Spondylolisthesis (spondylo= spine, listhesis= slip or slide) is a common spinal problem in which one vertebra slips forward on the vertebra below. Primary reason behind spondylolisthesis is spondylosis, which causes loss of functions of joints (disc and facets) holding two vertebrae together. Spondylolisthesis may be associated with spinal instability, wherein there is excessive abnormal movements between two vertebrae. Sometimes there is a fracture of the posterior part of the vertebra (Spondylolysis or pars-interarticularis fracture). This causes break in hook mechanism which holds upper vertebra in place over lower vertebra.

Spondylolisthesis primarily affects lumbar spine; however, cervical spine can also be affected. It is divided in various grades depending upon percentage of slip of upper vertebra. A higher grade listhesis is more likely to cause more symptoms.

Spondylolysis with spondylolisthesis
Spondylolysis X-ray
Spondylolisthesis (MRI)


Symptoms of spondylolisthesis depends on its grade and duration. Primary symptom is pain at the local site due to associated spondylosis. Majority of cases have associated spinal stenosis also, which occurs due to 1) usual degenerative changes in spine, and 2) loss of continuity of spinal canal due to mal-aligned vertebrae. Spinal stenosis can cause spinal cord/ nerves pressure related symptoms (radiculopathy in arms/ legs, tingling-numbness, loss of sensation, weakness in muscles, loss of hand grip, loss of body control, tightness in body, loss of bladder-bowel control) .


Spondylolisthesis is diagnosed by following tests:

  1. X-ray: An x-ray will show slip of vertebra. Grading of spondylolisthesis is done on x-rays. X-ray will also show signs of spondylosis (loss of disc height, vertebral bony spur formation). In patients with spondylolysis, fracture in pars interarticularis can also be seen on x-ray.  An x-ray in different positions (flexion-extension) can also reveal associated spinal instability, which might be missed on static imaging, like MRI.
  2. MRI Scan: It will show listhesis of vertebra along with usual degenerative changes of spondylosis. Severity of spinal stenosis will also be assessed on MRI scan.
  3. CT Scan: A CT scan is sometimes required to confirm/ rule out pars interarticularis fracture. CT scan will also give additional information about bony anatomy in detail.
  4. Other tests, like EMG-NCV, blood tests etc, might be required to confirm or rule out any associated pathology.

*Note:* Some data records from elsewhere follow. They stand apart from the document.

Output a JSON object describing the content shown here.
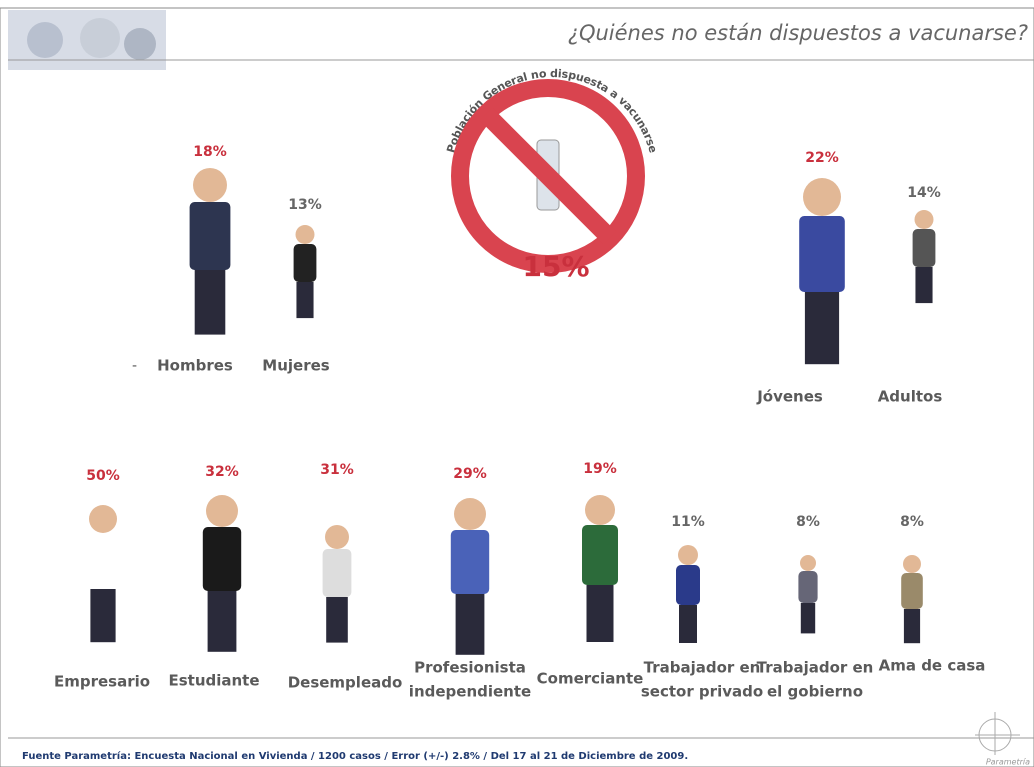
{
  "header": {
    "title": "¿Quiénes no están dispuestos a vacunarse?"
  },
  "overall": {
    "caption": "Población General no dispuesta a vacunarse",
    "percent": "15%"
  },
  "stray_mark": "-",
  "gender": [
    {
      "label": [
        "Hombres"
      ],
      "percent": "18%"
    },
    {
      "label": [
        "Mujeres"
      ],
      "percent": "13%"
    }
  ],
  "age": [
    {
      "label": [
        "Jóvenes"
      ],
      "percent": "22%"
    },
    {
      "label": [
        "Adultos"
      ],
      "percent": "14%"
    }
  ],
  "occupation": [
    {
      "label": [
        "Empresario"
      ],
      "percent": "50%"
    },
    {
      "label": [
        "Estudiante"
      ],
      "percent": "32%"
    },
    {
      "label": [
        "Desempleado"
      ],
      "percent": "31%"
    },
    {
      "label": [
        "Profesionista",
        "independiente"
      ],
      "percent": "29%"
    },
    {
      "label": [
        "Comerciante"
      ],
      "percent": "19%"
    },
    {
      "label": [
        "Trabajador en",
        "sector privado"
      ],
      "percent": "11%"
    },
    {
      "label": [
        "Trabajador en",
        "el gobierno"
      ],
      "percent": "8%"
    },
    {
      "label": [
        "Ama de casa"
      ],
      "percent": "8%"
    }
  ],
  "footer": {
    "source": "Fuente Parametría: Encuesta Nacional en Vivienda / 1200 casos / Error (+/-) 2.8% / Del 17 al 21 de Diciembre de 2009.",
    "logo": "Parametría"
  }
}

  1. Medical Treatment: Like any other spine condition, initial treatment of spondylolisthesis is primarily by medicines, local heat/ ice, bracing, activity restriction and physiotherapy. Patients with mild symptoms and lower grade slip usually responds well to medical treatment. Physiotherapy helps build muscle strength and relieves muscle spasm. Stronger muscle will act as an internal brace and will also prevent excessive motion at painful spinal segment.
  • Surgery for Spondylolisthesis: Patients who do not respond to medical treatment/ pain management and have severe symptoms usually need spine surgery. A patient with mild grade of listhesis with no significant back pain and primarily having spinal cord pressure symptoms might need only spine decompression surgery. However, simultaneous spine fusion/ instrumentation surgery is recommended in following situations:
    • Spondylolysis (pars interarticularis fracture),
    • Significant spinal instability (as judged on flexion/ extension x-rays),
    • Significant pain in spine due to spondylosis,
    • High grade listhesis (to prevent further progression),
    • In cases where excessive/ crucial part of the bone/ joint need to be removed to achieve adequate spinal cord decompression,
    • Associated spinal deformity.

There are situations when a spine fusion/ instrumentation surgery is contra-indicated/ better avoided (even if required):

  1. Severe osteoporosis: spinal implant will not hold firmly in weak bone and bone fusion will also take long time,
  2. Associated severe medical problems: As spine instrumentation make surgery bigger, it is better avoided in patients with multiple medical problems,
  3. Patients with main symptoms of spinal cord pressure and not having any of the above mentioned indication for a spine fusion surgery, as a spine fusion/ instrumentation will unnecessarily make surgery bigger with added risk of instrumentation, extra expenses and longer recovery time.

Majority of the surgical procedures can be done now with minimally invasive/ key hole techniques with the advantage of minimal blood loss during surgery, minimal pain medicines requirement after the surgery, faster recovery and rehabilitation, short hospital stay and a cosmetic scar.